Cuma günü, 55 yaşındaki Scott, üç yıl sonra Dünya'ya döndü ve NASA araştırmacıları, vücudunun yörüngesinde muazzam değişikliklere uğradığını bildirdi. Bazı hücrelerinin DNA'sında mutasyonlar vardı. Bağışıklık sistemi birçok yeni sinyal üretti. Mikrobiyomunda yeni bakteri türleri de var. Bu biyolojik değişikliklerin çoğu zararsız görünüyordu ve Dünya'ya döndükten sonra ortadan kayboldu. Ancak genetik mutasyonlar ve dönüşünden sonra bilişsel test puanlarındaki düşüş gibi diğer değişiklikler bilim adamlarının dikkatini çekti. NASA, ikizleri karşılaştırarak, Scott'ın görevi sırasında yaşadığı değişiklikleri daha iyi anlamayı umuyor.
Bilim adamları nihayet birçok yönden Scott'ın değişikliklerinin, yalnızca altı aydır uzay istasyonunda bulunan bir astronottan daha az olmadığını keşfettiler. Sonunda, biyolojik değişim hızı yavaşladı, bu da insan vücudunun uzayda yeni bir dengeye ulaşmış olabileceğini gösteriyor.
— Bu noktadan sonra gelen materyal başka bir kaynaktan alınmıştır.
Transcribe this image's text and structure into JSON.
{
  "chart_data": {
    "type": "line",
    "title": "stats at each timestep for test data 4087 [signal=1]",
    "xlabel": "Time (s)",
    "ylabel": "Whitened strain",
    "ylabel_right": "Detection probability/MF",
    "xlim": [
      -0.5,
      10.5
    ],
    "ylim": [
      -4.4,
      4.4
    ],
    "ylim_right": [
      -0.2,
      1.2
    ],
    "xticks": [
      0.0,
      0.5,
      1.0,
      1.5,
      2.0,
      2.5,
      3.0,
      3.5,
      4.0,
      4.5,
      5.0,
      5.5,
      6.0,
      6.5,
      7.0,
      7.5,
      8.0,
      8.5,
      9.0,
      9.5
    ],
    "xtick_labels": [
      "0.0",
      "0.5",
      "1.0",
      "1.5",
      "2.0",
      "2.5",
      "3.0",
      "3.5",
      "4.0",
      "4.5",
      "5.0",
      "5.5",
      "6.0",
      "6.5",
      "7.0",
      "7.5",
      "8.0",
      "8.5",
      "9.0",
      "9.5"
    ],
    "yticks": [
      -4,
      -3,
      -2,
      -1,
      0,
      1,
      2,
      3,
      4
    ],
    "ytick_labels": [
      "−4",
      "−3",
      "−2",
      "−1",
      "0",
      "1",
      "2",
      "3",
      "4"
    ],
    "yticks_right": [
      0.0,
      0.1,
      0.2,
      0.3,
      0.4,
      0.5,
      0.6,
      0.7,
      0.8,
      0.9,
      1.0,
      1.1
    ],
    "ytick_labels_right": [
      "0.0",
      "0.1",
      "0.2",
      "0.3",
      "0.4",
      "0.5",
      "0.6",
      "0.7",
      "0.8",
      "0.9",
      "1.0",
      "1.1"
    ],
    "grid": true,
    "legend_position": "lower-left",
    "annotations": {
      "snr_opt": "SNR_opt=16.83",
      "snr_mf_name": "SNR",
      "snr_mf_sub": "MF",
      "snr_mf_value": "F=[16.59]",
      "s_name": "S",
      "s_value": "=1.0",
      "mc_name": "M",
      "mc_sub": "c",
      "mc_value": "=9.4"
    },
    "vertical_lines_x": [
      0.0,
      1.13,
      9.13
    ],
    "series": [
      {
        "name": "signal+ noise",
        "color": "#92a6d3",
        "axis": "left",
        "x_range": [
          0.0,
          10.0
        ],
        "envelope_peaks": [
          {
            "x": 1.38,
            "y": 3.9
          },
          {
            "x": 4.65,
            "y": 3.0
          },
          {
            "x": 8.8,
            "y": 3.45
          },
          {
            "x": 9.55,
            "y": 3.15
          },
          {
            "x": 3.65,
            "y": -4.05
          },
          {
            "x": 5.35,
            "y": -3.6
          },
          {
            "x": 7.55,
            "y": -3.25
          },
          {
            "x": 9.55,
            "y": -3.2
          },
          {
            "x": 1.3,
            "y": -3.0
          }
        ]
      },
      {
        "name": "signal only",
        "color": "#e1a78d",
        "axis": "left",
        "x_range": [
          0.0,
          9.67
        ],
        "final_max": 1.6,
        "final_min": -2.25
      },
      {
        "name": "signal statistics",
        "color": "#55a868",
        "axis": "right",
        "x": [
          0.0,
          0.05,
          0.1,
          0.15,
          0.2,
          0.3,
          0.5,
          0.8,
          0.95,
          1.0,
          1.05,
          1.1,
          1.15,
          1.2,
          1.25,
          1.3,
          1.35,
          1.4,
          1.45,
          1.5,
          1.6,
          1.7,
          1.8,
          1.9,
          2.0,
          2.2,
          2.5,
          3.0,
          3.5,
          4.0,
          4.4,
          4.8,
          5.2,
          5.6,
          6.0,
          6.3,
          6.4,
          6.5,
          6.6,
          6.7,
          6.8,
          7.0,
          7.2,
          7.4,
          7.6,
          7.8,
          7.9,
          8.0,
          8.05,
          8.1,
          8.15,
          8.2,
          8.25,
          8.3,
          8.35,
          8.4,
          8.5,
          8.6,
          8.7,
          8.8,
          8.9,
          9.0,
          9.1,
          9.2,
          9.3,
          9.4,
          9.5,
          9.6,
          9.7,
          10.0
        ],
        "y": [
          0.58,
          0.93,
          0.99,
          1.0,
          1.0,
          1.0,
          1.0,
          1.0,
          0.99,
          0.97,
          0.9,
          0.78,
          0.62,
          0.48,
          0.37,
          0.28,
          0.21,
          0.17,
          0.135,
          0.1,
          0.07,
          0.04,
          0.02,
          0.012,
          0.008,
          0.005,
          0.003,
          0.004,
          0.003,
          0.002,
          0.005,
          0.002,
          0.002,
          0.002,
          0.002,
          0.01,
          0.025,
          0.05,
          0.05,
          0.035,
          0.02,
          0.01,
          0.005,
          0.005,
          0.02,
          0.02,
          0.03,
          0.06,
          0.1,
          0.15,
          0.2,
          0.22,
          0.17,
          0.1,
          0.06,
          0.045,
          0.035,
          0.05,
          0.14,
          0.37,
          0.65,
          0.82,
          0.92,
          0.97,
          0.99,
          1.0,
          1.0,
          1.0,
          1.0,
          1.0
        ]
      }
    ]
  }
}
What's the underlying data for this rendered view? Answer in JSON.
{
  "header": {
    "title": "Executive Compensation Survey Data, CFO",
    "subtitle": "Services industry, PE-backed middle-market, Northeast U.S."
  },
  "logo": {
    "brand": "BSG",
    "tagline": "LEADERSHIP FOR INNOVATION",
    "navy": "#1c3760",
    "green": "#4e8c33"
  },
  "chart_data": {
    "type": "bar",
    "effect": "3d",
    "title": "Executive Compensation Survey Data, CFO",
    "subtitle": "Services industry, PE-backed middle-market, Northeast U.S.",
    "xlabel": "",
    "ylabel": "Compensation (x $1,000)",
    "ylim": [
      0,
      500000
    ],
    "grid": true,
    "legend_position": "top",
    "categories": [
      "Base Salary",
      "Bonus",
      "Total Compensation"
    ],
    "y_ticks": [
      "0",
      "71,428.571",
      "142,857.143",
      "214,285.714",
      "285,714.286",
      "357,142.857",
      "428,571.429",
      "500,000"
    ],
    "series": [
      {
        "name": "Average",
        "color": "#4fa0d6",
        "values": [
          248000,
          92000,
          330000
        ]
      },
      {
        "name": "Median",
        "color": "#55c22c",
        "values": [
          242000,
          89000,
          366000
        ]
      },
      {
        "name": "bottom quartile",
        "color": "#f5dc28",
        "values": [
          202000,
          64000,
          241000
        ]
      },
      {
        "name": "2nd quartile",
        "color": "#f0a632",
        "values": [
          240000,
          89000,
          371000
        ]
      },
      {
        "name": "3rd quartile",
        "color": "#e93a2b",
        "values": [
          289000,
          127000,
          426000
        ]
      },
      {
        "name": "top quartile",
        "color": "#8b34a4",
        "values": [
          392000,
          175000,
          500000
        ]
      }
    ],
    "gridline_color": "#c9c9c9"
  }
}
Ancak Scott'ın vücudu da bazı şaşırtıcı değişikliklere uğradı.
Bailey, kromozom bozulmasını önlemek için kromozomların uçlarında bulunan, DNA'sının telomer adı verilen özel bir bölümünü inceledi. Yaşla birlikte telomerler kısalacak ve kısalacaktır. Radyasyon veya kirlilik gibi bazı stresler, telomerleri normalden daha hızlı giyerek yaşlanmayı hızlandırabilir. Bay Scott'un yılda ortalama 48 kat daha fazla radyasyon aldığından bahsetmiyorum bile.
Merakla, Bay Scott'un telomerlerinin ortalama uzunluğu, sanki hücreleri gençleşiyormuş gibi, uzayda azalmak yerine arttı. Düzenli egzersiz ve sağlıklı beslenme, sebebin bir parçası olabilir. Ancak Dr. Bailey, uzaya girmenin Scott'ın vücudundaki hareketsiz kök hücre havuzunu da uyandırabileceğini söyledi. Başka bir deyişle, hücreleri daha uzun telomer geliştirmemiş olabilir; bunun yerine, vücudu daha uzun telomerlere sahip yeni bir hücre türü yaratmış olabilir. Bu değişikliklerin gelecekte Scott'ın vücuduna zarar verip vermeyeceği belirsizdir ve çalışmak için daha fazla veriye ihtiyaç vardır.